Tech innovations and new ideas are changing the way Americans cook and eat. You can have a donut or filet mignon delivered with a touch on an app or have gourmet meals boxed at your doorstep and ready for you to play chef when you get home from work. Your kitchen can be run by your voice commanding Alexa or Google to set a timer or to play your favorite meal prep music.
New kitchen appliances offer a variety of tech innovations to make it easier for you to shop for, store and prepare your food. While it may seem like talking appliances and touchscreen-controlled devices are everywhere, only five percent of American households own smart appliances now. That’s a little more than the three percent who owned smart appliances in 2014, according to Parks Associates researchers. One reason could be that smart kitchen appliances tend to be high-end luxury items that not everyone can afford, although there are some less expensive options. Another is that not everyone is ready to embrace technology in every part of their home.

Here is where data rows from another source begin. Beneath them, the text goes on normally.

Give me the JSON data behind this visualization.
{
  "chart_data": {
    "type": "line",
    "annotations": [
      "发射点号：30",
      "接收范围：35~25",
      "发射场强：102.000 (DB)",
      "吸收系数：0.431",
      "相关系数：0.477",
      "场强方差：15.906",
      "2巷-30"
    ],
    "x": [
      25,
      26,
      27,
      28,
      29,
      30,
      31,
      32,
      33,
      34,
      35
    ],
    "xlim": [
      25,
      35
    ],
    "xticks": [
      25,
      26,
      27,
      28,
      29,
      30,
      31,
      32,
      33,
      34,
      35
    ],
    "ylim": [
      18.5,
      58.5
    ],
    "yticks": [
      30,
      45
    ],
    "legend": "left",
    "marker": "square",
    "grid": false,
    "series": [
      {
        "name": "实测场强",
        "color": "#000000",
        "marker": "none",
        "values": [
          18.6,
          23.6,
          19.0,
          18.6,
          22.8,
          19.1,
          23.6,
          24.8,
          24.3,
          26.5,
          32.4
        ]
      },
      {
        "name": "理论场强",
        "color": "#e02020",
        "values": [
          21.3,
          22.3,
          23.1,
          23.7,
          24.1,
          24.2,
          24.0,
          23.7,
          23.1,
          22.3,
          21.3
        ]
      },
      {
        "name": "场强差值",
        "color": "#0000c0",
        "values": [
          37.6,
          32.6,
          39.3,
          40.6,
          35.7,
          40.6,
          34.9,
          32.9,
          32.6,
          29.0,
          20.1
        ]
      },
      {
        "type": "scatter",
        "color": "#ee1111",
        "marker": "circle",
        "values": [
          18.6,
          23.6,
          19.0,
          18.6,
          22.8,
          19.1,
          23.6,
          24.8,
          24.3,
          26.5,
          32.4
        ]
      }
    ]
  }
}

Yet smart home innovations continue to make inroads into American homes. More than a quarter of remodeling contractors report recent increases in revenue from projects involving home automation, according to the "Demographic Change and the Remodeling Outlook" report from the Joint Center for Housing Studies at Harvard University.
What does a smart kitchen appliance do?
In the kitchen, innovations include things like Cookstop, which uses motion sensors to detect whether you are in the kitchen and automatically shuts off your stove after a certain period of time. Samsung’s Family Hub refrigerator includes a touchscreen that can be a communication center for your home and can even play music. It has cameras inside so you can look at your refrigerator shelves when you’re at the grocery store to see if you need milk or juice. LG’s SmartThinQ refrigerator and other appliances including dishwashers and ranges, connect with your smartphone so you can check on their function and operate them remotely.

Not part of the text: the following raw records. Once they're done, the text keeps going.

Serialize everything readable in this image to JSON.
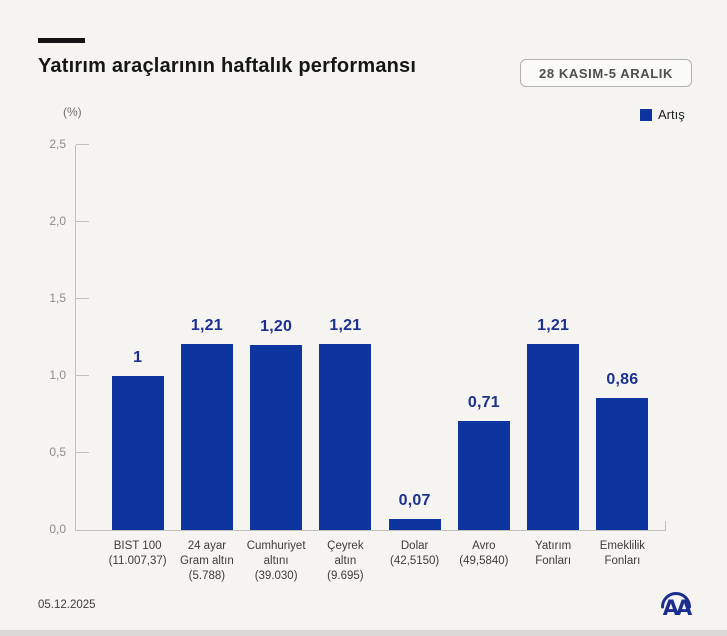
{
  "header": {
    "title": "Yatırım araçlarının haftalık performansı",
    "date_badge": "28 KASIM-5 ARALIK"
  },
  "legend": {
    "label": "Artış",
    "color": "#0e34a0"
  },
  "chart_data": {
    "type": "bar",
    "title": "Yatırım araçlarının haftalık performansı",
    "subtitle": "28 KASIM-5 ARALIK",
    "categories": [
      [
        "BIST 100",
        "(11.007,37)"
      ],
      [
        "24 ayar",
        "Gram altın",
        "(5.788)"
      ],
      [
        "Cumhuriyet",
        "altını",
        "(39.030)"
      ],
      [
        "Çeyrek",
        "altın",
        "(9.695)"
      ],
      [
        "Dolar",
        "(42,5150)"
      ],
      [
        "Avro",
        "(49,5840)"
      ],
      [
        "Yatırım",
        "Fonları"
      ],
      [
        "Emeklilik",
        "Fonları"
      ]
    ],
    "values": [
      1,
      1.21,
      1.2,
      1.21,
      0.07,
      0.71,
      1.21,
      0.86
    ],
    "value_labels": [
      "1",
      "1,21",
      "1,20",
      "1,21",
      "0,07",
      "0,71",
      "1,21",
      "0,86"
    ],
    "xlabel": "",
    "ylabel": "(%)",
    "ylim": [
      0,
      2.5
    ],
    "ytick_labels": [
      "0,0",
      "0,5",
      "1,0",
      "1,5",
      "2,0",
      "2,5"
    ],
    "bar_color": "#0e34a0",
    "value_label_color": "#1d3090",
    "legend_entries": [
      "Artış"
    ],
    "legend_position": "top-right",
    "grid": false
  },
  "footer": {
    "date": "05.12.2025",
    "logo": "AA"
  }
}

Other options include the Signature Kitchen Suite of appliances that connect via an app to let consumers preheat the oven while they’re stuck in traffic or ask the refrigerator to make more ice when they’re getting ready to entertain. The appliances are also automatically connected to a call center with 24-hour monitoring to report their condition and status. For example, if you’re on vacation and the power goes out, the call center will alert you and provide updates so you know how long it lasts. The call center can provide repair instructions or help dispatch a technician when repairs are needed. More fun are the automated cooking programs that come with connected ovens and ranges that help you select ingredients, watch video tutorials and send an automated cooking program to the oven.

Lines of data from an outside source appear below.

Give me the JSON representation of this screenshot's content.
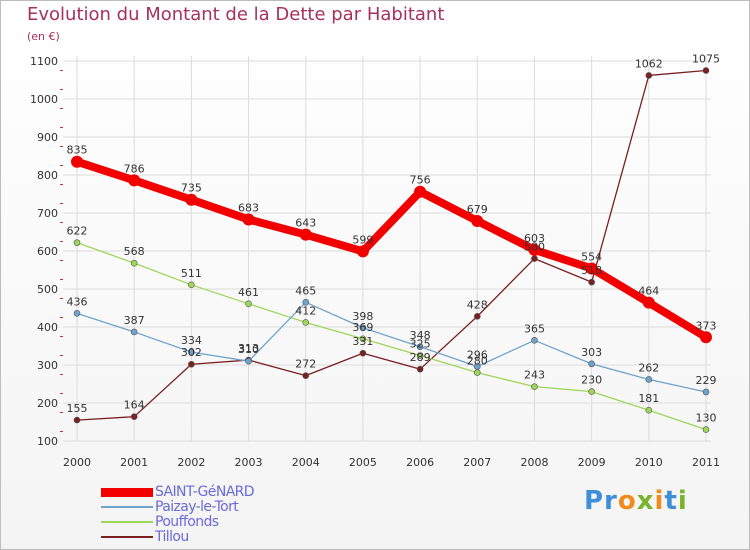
{
  "header": {
    "title": "Evolution du Montant de la Dette par Habitant",
    "subtitle": "(en €)"
  },
  "logo": {
    "text": "Proxiti"
  },
  "colors": {
    "title": "#a8315a",
    "grid": "#dcdcdc",
    "tick": "#c0392b"
  },
  "chart_data": {
    "type": "line",
    "title": "Evolution du Montant de la Dette par Habitant",
    "subtitle": "(en €)",
    "xlabel": "",
    "ylabel": "",
    "x": [
      "2000",
      "2001",
      "2002",
      "2003",
      "2004",
      "2005",
      "2006",
      "2007",
      "2008",
      "2009",
      "2010",
      "2011"
    ],
    "y_ticks": [
      100,
      200,
      300,
      400,
      500,
      600,
      700,
      800,
      900,
      1000,
      1100
    ],
    "ylim": [
      100,
      1100
    ],
    "grid": true,
    "legend_position": "bottom-left",
    "series": [
      {
        "name": "SAINT-GéNARD",
        "color": "#f20000",
        "values": [
          835,
          786,
          735,
          683,
          643,
          599,
          756,
          679,
          603,
          554,
          464,
          373
        ]
      },
      {
        "name": "Paizay-le-Tort",
        "color": "#6fa3cc",
        "values": [
          436,
          387,
          334,
          310,
          465,
          398,
          348,
          296,
          365,
          303,
          262,
          229
        ]
      },
      {
        "name": "Pouffonds",
        "color": "#9ed65a",
        "values": [
          622,
          568,
          511,
          461,
          412,
          369,
          325,
          280,
          243,
          230,
          181,
          130
        ]
      },
      {
        "name": "Tillou",
        "color": "#7a2020",
        "values": [
          155,
          164,
          302,
          313,
          272,
          331,
          289,
          428,
          580,
          518,
          1062,
          1075
        ]
      }
    ]
  }
}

While cameras to check on your refrigerator shelves, built-in speakers in your fridge and cooking videos are fun, the Perlick collection of refrigerators comes with smart features that are more practical: electronic humidity controls that monitor and automatically sends moisture to your produce bin if it falls below optimal humidity. The company’s new refrigerators, now available for the first time as full-size kitchen appliances rather than bar and beverage refrigerators, come with as many as four zones of cooling that can be set to different temperatures according to each section’s contents. The section that stores your wine can be set to preserve corks and prevent oxidation, while the refrigerator’s dual-chamber air filtration system removes odors and neutralizes gases emitted by some fruits and vegetables. The company also offers a touchscreen control panel on their refrigerator that disappears into the backdrop when not in use.
Whether you’re looking for safety features, smarter operating systems or a cool new way to interact with your appliances, the future is here now.